29 Temmuz 2012 Pazar

The Sunny Day




Uyandığın her sabah bir öncekinden  farklıdır aslında, bu sabahın da diğerlerinden farklı olduğunun kanıtını arayanlar vardır bazı yataklarda, bozulmuş çarşaf ile miskin bir koku yayılırken etrafa. Sen, sen olmaktan başkasındır, yalnızca bir sabah insanı olabilirsin o anda..

Günaydınnn, haydi tıkla ve okumaya başla..

Perde aralanır, içeriye ince bir ışı sızar. Kalkarsın yavaşça, ellerin önce yukarı doğru uzanır en masum, hep istediğin o yere dokunmaya çalışırcasına. Sonra ikisi arkanda kavuşur ve o anda kemiklerinle kasların arasındaki boşluklardan gelen minik çıtırtılarla rahatlarsın bir anda.. Parmak uçların yataktan aşağıya doğru usulca sarkar. Ayakların yere bastığı an, geri dönüp biraz daha uyumalı mı yoksa kalkıp günün tadını mı çıkartmalı diye düşünürsün.

Pencereye doğru bakarsın, kalkarsın, bir kaç adım sonra, tamamen açtığında.. Gün başlasın!

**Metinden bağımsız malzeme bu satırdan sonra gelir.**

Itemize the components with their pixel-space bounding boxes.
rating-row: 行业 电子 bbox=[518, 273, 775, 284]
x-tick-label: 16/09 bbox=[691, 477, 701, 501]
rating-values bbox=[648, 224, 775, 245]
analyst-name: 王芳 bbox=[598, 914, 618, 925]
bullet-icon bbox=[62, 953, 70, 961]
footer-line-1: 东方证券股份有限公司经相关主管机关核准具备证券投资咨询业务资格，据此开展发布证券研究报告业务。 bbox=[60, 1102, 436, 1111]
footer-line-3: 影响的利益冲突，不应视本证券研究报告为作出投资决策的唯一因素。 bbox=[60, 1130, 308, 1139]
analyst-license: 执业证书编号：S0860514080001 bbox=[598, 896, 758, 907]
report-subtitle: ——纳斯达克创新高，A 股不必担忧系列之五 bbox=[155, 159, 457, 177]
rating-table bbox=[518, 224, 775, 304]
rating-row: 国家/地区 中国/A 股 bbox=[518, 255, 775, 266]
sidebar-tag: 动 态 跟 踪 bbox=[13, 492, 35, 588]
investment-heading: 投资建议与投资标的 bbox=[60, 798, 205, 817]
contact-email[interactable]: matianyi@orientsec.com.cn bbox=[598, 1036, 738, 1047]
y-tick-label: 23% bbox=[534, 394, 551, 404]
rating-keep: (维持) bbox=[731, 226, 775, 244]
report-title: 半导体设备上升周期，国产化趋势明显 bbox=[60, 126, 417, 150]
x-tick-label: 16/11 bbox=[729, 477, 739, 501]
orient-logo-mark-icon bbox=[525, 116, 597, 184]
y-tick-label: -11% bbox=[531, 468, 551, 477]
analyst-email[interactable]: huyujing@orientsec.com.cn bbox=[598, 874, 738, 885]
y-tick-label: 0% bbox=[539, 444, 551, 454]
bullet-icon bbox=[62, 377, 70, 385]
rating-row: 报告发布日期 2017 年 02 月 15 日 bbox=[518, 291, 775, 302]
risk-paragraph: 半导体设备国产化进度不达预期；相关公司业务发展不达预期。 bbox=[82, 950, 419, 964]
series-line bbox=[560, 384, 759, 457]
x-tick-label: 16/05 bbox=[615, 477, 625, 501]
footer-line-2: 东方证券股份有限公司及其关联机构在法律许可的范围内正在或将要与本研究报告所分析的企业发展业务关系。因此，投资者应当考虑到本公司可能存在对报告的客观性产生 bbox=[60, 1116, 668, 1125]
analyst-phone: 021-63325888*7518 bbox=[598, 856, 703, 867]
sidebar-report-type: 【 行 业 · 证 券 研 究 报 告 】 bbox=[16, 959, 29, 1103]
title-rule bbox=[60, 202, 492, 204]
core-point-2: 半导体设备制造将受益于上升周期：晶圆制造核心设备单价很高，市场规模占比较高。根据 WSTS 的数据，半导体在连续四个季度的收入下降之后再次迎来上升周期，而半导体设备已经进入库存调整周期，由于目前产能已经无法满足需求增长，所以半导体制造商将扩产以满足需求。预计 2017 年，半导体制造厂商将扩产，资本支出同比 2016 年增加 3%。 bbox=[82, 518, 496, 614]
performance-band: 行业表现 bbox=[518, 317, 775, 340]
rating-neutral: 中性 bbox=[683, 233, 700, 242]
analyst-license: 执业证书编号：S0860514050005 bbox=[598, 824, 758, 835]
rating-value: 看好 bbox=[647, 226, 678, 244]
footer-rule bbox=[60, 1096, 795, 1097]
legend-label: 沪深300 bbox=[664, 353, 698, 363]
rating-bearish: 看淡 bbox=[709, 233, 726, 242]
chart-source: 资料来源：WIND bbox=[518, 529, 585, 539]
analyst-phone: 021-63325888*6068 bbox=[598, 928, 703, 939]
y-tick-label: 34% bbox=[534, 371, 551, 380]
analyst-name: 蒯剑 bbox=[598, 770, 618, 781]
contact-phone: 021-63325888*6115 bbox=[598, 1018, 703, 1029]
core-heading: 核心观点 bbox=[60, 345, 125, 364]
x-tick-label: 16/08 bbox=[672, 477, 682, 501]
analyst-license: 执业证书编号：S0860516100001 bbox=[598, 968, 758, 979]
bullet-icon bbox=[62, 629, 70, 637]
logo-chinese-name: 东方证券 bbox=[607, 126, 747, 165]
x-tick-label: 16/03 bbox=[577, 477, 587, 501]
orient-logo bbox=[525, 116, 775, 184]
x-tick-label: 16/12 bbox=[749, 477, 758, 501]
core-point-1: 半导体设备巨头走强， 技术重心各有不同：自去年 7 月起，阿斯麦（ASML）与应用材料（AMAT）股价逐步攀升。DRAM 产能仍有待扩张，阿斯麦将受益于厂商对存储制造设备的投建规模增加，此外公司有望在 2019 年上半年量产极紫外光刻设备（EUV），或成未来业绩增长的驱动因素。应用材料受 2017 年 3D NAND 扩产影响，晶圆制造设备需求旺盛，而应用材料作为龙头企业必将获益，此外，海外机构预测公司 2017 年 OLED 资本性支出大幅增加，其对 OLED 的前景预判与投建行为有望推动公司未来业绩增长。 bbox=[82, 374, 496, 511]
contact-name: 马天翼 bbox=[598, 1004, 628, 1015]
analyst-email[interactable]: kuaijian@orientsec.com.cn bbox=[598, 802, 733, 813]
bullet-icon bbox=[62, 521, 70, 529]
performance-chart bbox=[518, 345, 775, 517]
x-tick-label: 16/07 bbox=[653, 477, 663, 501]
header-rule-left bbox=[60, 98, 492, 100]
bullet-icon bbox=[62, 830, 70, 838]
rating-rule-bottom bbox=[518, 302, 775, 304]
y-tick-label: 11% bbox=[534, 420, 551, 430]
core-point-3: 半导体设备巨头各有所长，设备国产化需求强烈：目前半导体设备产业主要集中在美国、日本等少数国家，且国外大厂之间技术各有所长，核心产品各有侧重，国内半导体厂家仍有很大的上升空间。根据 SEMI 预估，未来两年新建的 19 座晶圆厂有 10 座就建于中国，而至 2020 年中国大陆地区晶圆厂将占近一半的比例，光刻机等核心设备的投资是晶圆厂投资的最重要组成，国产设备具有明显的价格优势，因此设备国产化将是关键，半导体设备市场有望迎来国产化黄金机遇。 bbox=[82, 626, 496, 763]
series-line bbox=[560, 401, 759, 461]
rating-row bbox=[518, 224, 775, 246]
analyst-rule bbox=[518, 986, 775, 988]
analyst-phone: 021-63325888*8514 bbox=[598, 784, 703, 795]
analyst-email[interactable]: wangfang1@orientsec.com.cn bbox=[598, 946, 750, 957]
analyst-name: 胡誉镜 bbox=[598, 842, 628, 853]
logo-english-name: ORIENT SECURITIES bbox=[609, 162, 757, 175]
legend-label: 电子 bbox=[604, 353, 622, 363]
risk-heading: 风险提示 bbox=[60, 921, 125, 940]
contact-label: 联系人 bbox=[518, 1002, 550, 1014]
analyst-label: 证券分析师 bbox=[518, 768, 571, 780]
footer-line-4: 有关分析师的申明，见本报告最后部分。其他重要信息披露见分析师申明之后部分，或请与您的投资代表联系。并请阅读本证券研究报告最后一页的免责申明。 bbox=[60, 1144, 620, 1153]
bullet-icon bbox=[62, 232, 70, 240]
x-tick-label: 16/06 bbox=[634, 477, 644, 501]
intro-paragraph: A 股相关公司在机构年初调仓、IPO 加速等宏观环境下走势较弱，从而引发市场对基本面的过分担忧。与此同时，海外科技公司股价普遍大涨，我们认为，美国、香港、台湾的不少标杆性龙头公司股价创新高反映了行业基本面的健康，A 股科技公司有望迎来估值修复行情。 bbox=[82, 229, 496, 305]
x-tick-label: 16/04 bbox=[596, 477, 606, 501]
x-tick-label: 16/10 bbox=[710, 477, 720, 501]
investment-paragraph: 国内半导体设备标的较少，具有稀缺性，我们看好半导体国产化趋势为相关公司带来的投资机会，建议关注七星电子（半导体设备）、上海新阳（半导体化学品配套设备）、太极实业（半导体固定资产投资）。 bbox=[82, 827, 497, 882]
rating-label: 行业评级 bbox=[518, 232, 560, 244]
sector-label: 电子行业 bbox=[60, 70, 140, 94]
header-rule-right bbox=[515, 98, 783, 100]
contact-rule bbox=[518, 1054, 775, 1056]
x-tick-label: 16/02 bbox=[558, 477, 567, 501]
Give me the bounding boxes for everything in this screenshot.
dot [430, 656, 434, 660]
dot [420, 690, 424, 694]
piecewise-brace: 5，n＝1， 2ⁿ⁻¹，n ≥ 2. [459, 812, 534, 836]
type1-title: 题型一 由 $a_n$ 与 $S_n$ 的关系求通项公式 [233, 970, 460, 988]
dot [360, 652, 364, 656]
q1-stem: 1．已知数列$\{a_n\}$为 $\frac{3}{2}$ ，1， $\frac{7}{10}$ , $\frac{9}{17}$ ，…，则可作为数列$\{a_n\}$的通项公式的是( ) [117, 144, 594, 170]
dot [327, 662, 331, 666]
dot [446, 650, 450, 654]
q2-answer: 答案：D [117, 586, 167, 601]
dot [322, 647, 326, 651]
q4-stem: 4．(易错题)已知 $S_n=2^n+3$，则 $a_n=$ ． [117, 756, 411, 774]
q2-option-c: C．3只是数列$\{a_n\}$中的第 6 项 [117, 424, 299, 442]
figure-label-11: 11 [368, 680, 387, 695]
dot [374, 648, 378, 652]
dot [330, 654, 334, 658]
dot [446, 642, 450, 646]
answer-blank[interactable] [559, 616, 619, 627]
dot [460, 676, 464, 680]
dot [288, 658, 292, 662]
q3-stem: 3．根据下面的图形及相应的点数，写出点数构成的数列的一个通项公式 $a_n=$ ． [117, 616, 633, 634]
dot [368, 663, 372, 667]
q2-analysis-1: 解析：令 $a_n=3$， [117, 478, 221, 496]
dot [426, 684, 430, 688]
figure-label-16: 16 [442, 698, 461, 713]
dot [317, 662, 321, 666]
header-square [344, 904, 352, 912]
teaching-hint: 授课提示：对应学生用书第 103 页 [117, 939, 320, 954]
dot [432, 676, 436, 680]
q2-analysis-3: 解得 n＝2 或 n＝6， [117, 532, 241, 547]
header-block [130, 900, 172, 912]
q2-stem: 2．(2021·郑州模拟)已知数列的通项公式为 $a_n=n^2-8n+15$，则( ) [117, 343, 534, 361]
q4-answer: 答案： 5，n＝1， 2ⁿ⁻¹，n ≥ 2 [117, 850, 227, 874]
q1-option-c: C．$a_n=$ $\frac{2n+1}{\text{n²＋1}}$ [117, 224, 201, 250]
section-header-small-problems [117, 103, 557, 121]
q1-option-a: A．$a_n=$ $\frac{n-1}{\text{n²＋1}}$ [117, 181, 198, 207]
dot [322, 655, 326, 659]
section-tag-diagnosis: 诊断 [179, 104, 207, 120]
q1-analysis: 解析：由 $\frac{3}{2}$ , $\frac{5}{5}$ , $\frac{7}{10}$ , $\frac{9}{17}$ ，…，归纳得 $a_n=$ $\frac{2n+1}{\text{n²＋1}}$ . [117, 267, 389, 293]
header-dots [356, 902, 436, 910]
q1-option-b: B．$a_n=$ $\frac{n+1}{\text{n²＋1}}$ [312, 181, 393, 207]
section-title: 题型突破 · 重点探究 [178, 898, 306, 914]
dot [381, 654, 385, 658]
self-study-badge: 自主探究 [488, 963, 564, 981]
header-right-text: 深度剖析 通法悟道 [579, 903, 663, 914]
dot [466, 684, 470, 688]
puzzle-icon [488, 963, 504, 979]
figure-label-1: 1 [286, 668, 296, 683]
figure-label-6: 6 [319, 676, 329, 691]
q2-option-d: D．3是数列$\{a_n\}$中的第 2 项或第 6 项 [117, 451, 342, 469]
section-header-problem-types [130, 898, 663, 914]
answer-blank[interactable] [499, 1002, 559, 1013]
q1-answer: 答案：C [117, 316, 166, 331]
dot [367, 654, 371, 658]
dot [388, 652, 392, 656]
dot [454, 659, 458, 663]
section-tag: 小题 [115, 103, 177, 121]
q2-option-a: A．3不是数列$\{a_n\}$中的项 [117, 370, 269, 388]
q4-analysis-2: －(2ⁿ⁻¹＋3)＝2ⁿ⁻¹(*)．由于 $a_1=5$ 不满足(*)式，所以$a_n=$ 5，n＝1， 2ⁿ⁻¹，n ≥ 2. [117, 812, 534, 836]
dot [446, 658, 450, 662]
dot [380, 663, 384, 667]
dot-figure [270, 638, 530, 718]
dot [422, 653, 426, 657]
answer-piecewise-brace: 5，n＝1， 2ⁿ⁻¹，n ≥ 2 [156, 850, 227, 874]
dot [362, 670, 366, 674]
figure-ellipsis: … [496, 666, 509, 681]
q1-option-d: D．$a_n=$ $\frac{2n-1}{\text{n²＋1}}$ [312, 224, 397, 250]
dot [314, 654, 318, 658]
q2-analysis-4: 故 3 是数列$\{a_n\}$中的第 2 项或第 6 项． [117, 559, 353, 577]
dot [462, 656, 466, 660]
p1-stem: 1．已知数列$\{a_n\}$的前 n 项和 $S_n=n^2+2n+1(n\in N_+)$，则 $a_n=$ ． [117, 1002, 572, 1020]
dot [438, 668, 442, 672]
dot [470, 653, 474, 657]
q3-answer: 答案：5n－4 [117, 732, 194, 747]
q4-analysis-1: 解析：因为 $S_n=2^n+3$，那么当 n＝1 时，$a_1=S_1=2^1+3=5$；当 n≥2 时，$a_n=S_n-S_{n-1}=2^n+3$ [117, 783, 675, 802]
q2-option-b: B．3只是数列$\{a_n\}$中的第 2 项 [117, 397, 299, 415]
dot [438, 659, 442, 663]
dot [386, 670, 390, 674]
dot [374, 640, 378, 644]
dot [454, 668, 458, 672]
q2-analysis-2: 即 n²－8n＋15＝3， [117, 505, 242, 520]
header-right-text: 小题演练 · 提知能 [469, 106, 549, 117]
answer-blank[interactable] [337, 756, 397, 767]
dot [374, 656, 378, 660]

Küçük bir çocuğun boyama defterini andırıyor bu sabah güneş. Sarının üzerindeki kırmızı gülümseyen surat. Sana bir şeyler mi anlamataya çalışıyor acaba? Bu hayatın ne kadar güzel, ne kadar mutlu olabileceğini..

Diğer tüm günlerden farklıdır bugün. Today is the “Sunny Sunday!” J

Uzun uzun uyumak istiyorum günü

Hadi kalk bugün de keyifle geçirelim günü

Brunch günü

Balığa gitme günü

Aile günü

Gazeteyi doya doya okuma günü

Geçtiğimiz hafta başından çok kötü şeyler geçmiş olabilir, bütün hafta diyet yapıp, aç kalmış olabilirsin mesela J  Patronla kavga etmiş, biraz ağlamış, sonra yine gülmüş, Cuma akşamı biraz içmiş, eskilerden birini görmüş, eskileri düşünmüş, en yakın dostlarından biri hastanede olabilir, sen burada olmayabilirsin, tatilde başka bir şehirde ülkede..

Hepsi hafta içinin olsun, bugün günlerden Pazar! Heyecan dolu, kıpır kıpır, hadi sen de hisset bunu!  Hayat baktığın açıya göre değişkenlik gösterebiliyorsa, sen de biraz daha yukarı biraz daha umuda doğru bak ve gör:
Bugün güneş çook yukarılarda, en çok senin için gülümsüyorJ

Hiç bir olumsuzluk yok bugün hayatında.

Arkandan konuşan arkadaşlarını unut, yarın ne yaparım, bu hazırlıklar o güne yetişecek mi, bu ödev bitecek mi.. O toplantıda onun değil bunu söyleseydin, hepsini aynı güne yetiştirebilseydin de yine bugünü yaşayan sen olacaktın burada!

Mutluluğu yakala! Haydi, kalk, durma. Çık sokağa J

Bugünün “O GÜN” olmadığını kim bilebilir ki.. Kaç kere geliyoruz bu hayata?